Está nos dicionários que “cuidar” é o verbo que descreve a ação de tratar alguém, garantindo seu bem-estar e segurança. Também é descrição da ação de ocupar-se de algo, de responsabilizar-se por. É, portanto, um verbo que revela a relação de um pelo outro: alguém cuida enquanto o outro é cuidado.

O que os dicionários não apontam, contudo, é que um gênero é mais afetado por esse papel. São as mulheres que, culturalmente, arcam com a responsabilidade do cuidado. Filhos, pais, maridos, lar. É pelas mãos de mulheres que ocorre a execução dessas responsabilidades. E, de tão naturalizadas, passam invisíveis aos olhos.

Não é de admirar, portanto, que a redação da última edição do Enem (Exame Nacional do Ensino Médio) tenha trazido luz ao tema, o trabalho invisível que sobrecarrega e adoece mulheres, inclusive em Mato Grosso do Sul. Um tema que requer debate, conhecimento e, principalmente, soluções que passam pelo poder público.

Desde a última segunda-feira (4), o Jornal Midiamax publica – em alusão ao Dia Internacional da Mulher, celebrado na próxima sexta-feira (8) – reportagens que tratam de pontos nevrálgicos, que enquadram e dividem mulheres e homens numa linha imaginária, com duas lógicas estabelecidas, duas formas específicas de agir. Nesta, a sobrecarga feminina emerge como tema urgente de discussão e equação.

Uma entre milhares

“Levanto 4h para arrumar meus filhos, deixo eles na babá às 4h30 e pego o ônibus 5h10 para chegar às 7h no trabalho. Saio às 16h, pego ônibus, e consigo chegar em casa às 19h. Já é noite. Não tenho tempo para nada, chego supercansada em casa. Dou um carinho nos meus filhos, ainda faço o jantar, tomo banho… E, finalmente, dormir. Essa é minha rotina todos os dias”.

O relato comum entre milhares – ou milhões – de mulheres é de Jane Gonçalves, moradora de Campo Grande. Sem muito esforço, ela se encaixa no grupo que, desde muito cedo, precisou trabalhar, mas sem poder abrir mão ou sequer dividir responsabilidades do cuidado.

Talvez, ela tenha perdido a conta ou sequer parou para imaginar quantas horas na vida se dedicou ao trabalho de cuidado e às atividades domésticas. “Folgo no domingo, tenho tempo para lavar roupa, limpar a casa e brincar um pouco com as crianças. Sair? Nem sair eu saio, porque é cansativo”, relata.
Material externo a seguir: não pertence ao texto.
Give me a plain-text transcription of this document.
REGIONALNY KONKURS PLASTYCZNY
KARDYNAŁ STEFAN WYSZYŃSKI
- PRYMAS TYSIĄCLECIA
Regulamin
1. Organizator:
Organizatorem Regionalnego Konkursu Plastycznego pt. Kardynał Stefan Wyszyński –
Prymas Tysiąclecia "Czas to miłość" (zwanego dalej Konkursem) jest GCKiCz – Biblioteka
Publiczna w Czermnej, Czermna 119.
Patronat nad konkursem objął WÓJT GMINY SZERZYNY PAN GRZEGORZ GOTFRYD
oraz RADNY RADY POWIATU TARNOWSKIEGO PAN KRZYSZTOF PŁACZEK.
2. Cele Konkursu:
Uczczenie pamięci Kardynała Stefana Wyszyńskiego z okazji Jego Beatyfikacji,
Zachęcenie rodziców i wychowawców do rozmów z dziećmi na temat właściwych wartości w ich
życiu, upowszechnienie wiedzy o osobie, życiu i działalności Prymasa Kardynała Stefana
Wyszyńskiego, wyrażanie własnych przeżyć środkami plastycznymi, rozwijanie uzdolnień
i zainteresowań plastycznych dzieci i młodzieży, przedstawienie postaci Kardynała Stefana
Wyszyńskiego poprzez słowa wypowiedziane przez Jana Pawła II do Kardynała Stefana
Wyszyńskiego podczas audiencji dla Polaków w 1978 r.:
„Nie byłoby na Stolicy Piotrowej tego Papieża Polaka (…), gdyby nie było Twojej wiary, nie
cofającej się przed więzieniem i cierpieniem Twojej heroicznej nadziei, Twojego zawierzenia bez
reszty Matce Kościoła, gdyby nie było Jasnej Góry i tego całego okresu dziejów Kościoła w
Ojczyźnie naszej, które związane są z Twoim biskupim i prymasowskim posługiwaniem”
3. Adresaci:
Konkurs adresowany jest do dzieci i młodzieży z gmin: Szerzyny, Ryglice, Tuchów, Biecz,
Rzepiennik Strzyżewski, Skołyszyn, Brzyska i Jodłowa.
Jane tem dois filhos, uma menina de oito e um garoto de seis anos. A família mora em uma comunidade carente da Capital. Antes de chegar aqui, a auxiliar de limpeza saiu de Corumbá para Sidrolândia em busca de oportunidades de emprego e vontade de crescer para dar melhores condições de vida aos filhos.

“Tudo estava muito difícil, emprego, e aqui construí meu barraco. Tive que me mudar para a favela. Arrumei um emprego, mas só tenho uma irmã que mora aqui [Capital], ela trabalha muito. Eu pago babá para cuidar dos meus filhos, que desconta a metade do meu salário. Eu pego Bolsa Família e o Mais Social. É pouco, mas dá para sobreviver. A minha rotina é cansativa, mas não dá para parar, a gente tem que comer”.

Sobrecarga no trabalho de cuidado de mulheres se torna invisível na rotina (Alicce Rodrigues, Midiamax)

Histórias comuns que só mudam o endereço

Josiane Garrido Arraes tem 30 anos e cinco filhos, moradora da mesma comunidade que Jane. Tornou-se mãe ainda muito jovem. Foi necessário trabalhar desde muito nova para conseguir manter o lar. A filha mais velha, de 12 anos, também acaba assumindo as responsabilidades divididas, como ajudar os irmãos na educação e afazeres da casa.

“As mulheres ficam mais carregadas com o serviço. Eu, por exemplo, tenho a casa para limpar, fazer minhas diárias, cuidar dos meus filhos. Não é fácil. A minha filha me ajuda muito, mas não deixo de conversar, de cuidar da educação, não deixo de dar atenção aos meus filhos. Só tenho o fim de semana de folga”.

Nas palavras de Josiane, quase há um espelho de Jane. Ambas vivem outro cenário comum no papel de cuidar: o desapego – ou descuidado – de si mesma. É a mulher que se torna mártir e abre mão de si para cuidado do outro. Já viu esse filme?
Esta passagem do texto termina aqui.